Cambiamenti climatici, dal triassico nuovi scenari di futuro

Università di Padova 12 Gen 2022

Team internazionale di ricercatori mette a punto nuovo modello paleoclimatico che evidenzia il ruolo dell’attività vulcanica nell’estinzione di massa di 201 milioni di anni fa.
Siamo sicuri che le emissioni di gas serra prodotte dall’Uomo non abbiano alcun analogo naturale nel passato geologico del nostro pianeta?
Rocce di 201 milioni di anni, formatesi durante un’attività magmatica eccezionale e sincrona con una delle più devastanti estinzioni di massa, rivelano evidenze di vulcanismo di breve durata, nell’ordine di pochi secoli…un battito di ciglia per la scala geologica! Lo studio Anthropogenic-scale CO2 degassing from the Central Atlantic Magmatic Province as a driver of the end-Triassic mass extinction, pubblicato nel numero di febbraio della rivista «Global and Planetary Change» e condotto da un gruppo di ricerca internazionale, guidato da Manfredo Capriolo (Università di Padova, ora presso il centro di ricerca CEED, Università di Oslo, Norvegia), ha messo a punto un nuovo modello paleoclimatico che mostra il potenziale impatto delle emissioni di CO2 a scala antropogenica derivanti dall’attività vulcanica eccezionale che ha sconvolto il clima e l’ambiente di fine Triassico, scatenando un catastrofico evento di estinzione di massa.

Nel passato della Terra, estinzioni di massa, cambiamenti climatici e ambientali sono spesso avvenuti contemporaneamente ad attività magmatica eccezionale. Uno degli eventi più catastrofici avvenne alla fine del Triassico (201 milioni di anni fa), quando la Central Atlantic Magmatic Province (CAMP) produsse sterminati flussi lavici ed iniettò gigantesche quantità di CO2 in atmosfera, attraverso brevi e intensi pulsi vulcanici (periodi di attività vulcanica). In questo studio gli autori hanno utilizzato un modello biogeochimico per il ciclo del carbonio al fine di ricostruire gli effetti prodotti dalle ingenti e rapide emissioni di CO2 derivanti esclusivamente dal vulcanismo CAMP di 201 milioni di anni fa. I risultati dimostrano come l’attività vulcanica, intensa e pulsata, abbia potuto incrementare la concentrazione di CO2 nell’atmosfera ed abbia potuto causare ripetuti innalzamenti delle temperature (fino a 5 °C) e abbassamenti del pH oceanico (circa 0.2 unità logaritmiche), impattando seriamente sulla biosfera.

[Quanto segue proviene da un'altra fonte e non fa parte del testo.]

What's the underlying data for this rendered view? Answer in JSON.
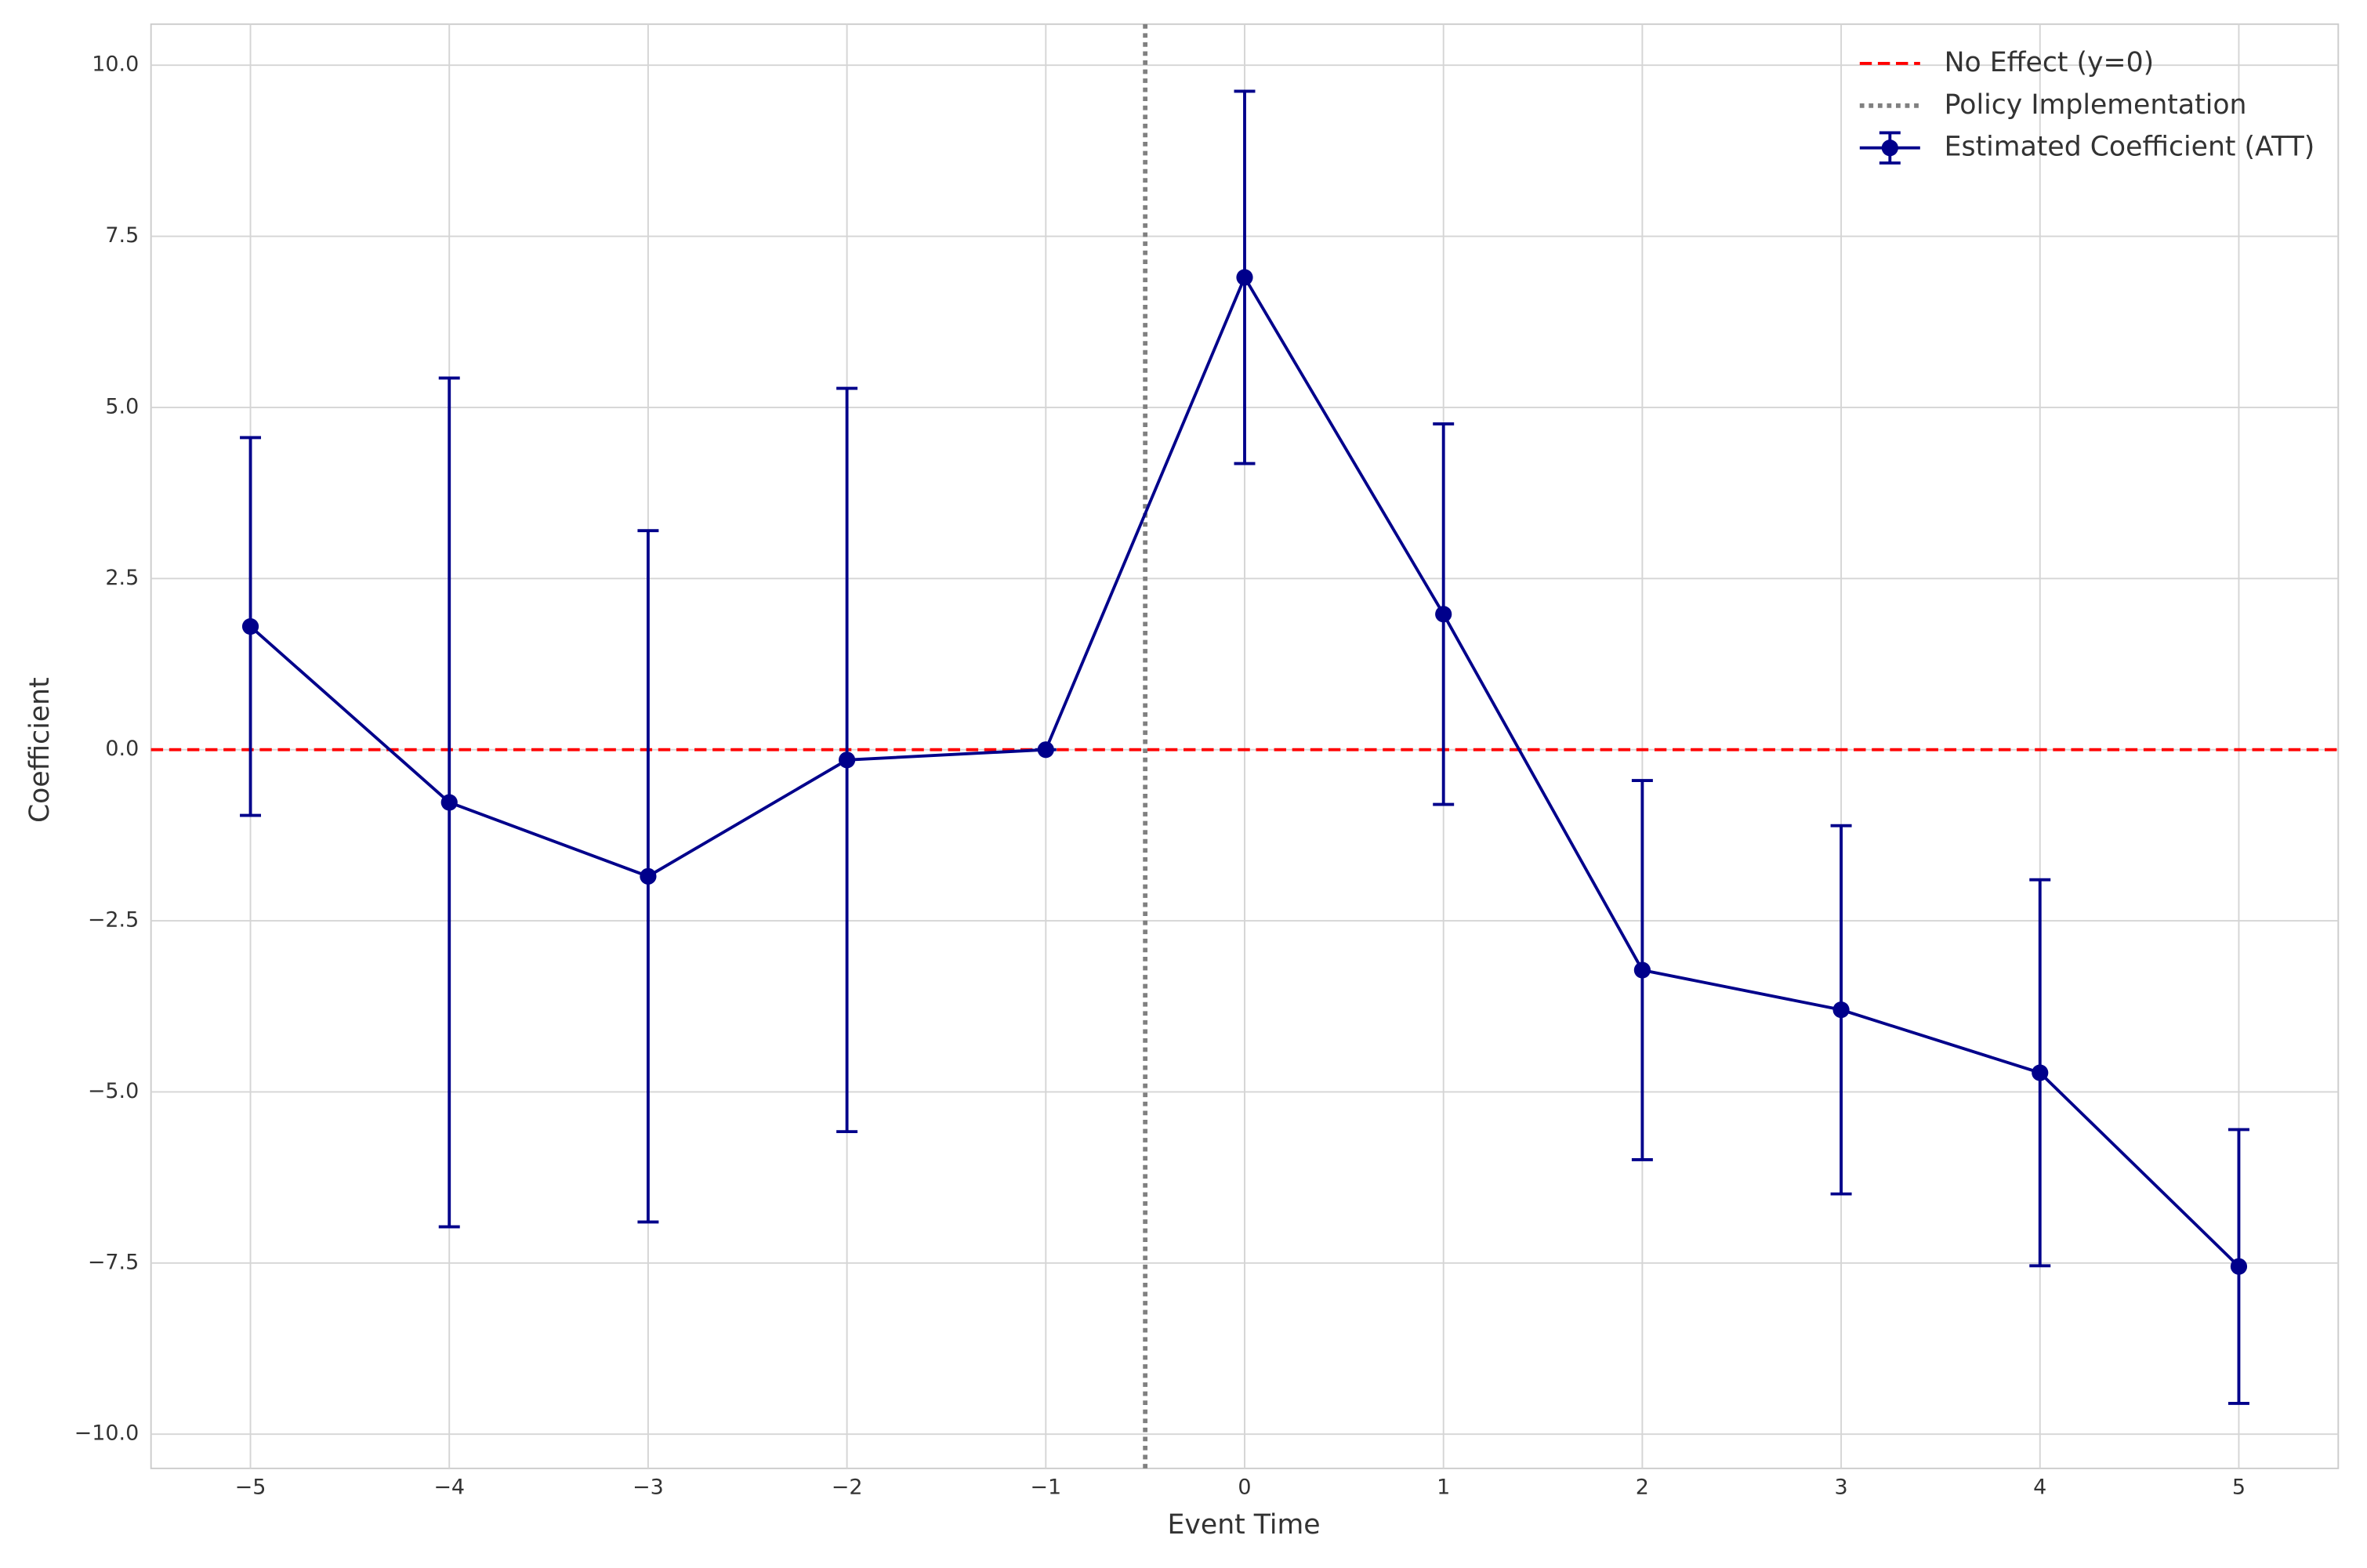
{
  "chart_data": {
    "type": "errorbar-line",
    "xlabel": "Event Time",
    "ylabel": "Coefficient",
    "x": [
      -5,
      -4,
      -3,
      -2,
      -1,
      0,
      1,
      2,
      3,
      4,
      5
    ],
    "series": [
      {
        "name": "Estimated Coefficient (ATT)",
        "color": "#00008b",
        "values": [
          1.8,
          -0.77,
          -1.85,
          -0.15,
          0,
          6.9,
          1.98,
          -3.22,
          -3.8,
          -4.72,
          -7.55
        ],
        "errors": [
          2.76,
          6.2,
          5.05,
          5.43,
          0,
          2.72,
          2.78,
          2.77,
          2.69,
          2.82,
          2.0
        ]
      }
    ],
    "hline": {
      "name": "No Effect (y=0)",
      "value": 0,
      "color": "#ff0000"
    },
    "vline": {
      "name": "Policy Implementation",
      "value": -0.5,
      "color": "#808080"
    },
    "xlim": [
      -5.5,
      5.5
    ],
    "ylim": [
      -10.5,
      10.6
    ],
    "xticks": [
      {
        "value": -5,
        "label": "−5"
      },
      {
        "value": -4,
        "label": "−4"
      },
      {
        "value": -3,
        "label": "−3"
      },
      {
        "value": -2,
        "label": "−2"
      },
      {
        "value": -1,
        "label": "−1"
      },
      0,
      1,
      2,
      3,
      4,
      5
    ],
    "yticks": [
      {
        "value": -10,
        "label": "−10.0"
      },
      {
        "value": -7.5,
        "label": "−7.5"
      },
      {
        "value": -5,
        "label": "−5.0"
      },
      {
        "value": -2.5,
        "label": "−2.5"
      },
      {
        "value": 0,
        "label": "0.0"
      },
      {
        "value": 2.5,
        "label": "2.5"
      },
      {
        "value": 5,
        "label": "5.0"
      },
      {
        "value": 7.5,
        "label": "7.5"
      },
      {
        "value": 10,
        "label": "10.0"
      }
    ],
    "grid": true,
    "legend": "upper right"
  }
}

La modellazione di pulsi vulcanici di breve durata, nell’ordine di centinaia di anni, e la somiglianza tra un singolo pulso CAMP e le emissioni antropogeniche aprono nuovi scenari per l’interpretazione dei cambiamenti climatici e ambientali. «Questo studio espande la comprensione del passato della Terra, e verosimilmente anche la previsione del suo futuro – spiega il dott. Manfredo Capriolo –, evidenziando la somiglianza nella scala temporale delle emissioni di CO2 tra gli eventi della CAMP e quelli dell’Uomo. Gli eventi alla scala antropogenica possono infatti risultare nascosti nel passato più remoto della Terra principalmente a causa della loro durata, brevissima alla scala degli eventi geologici».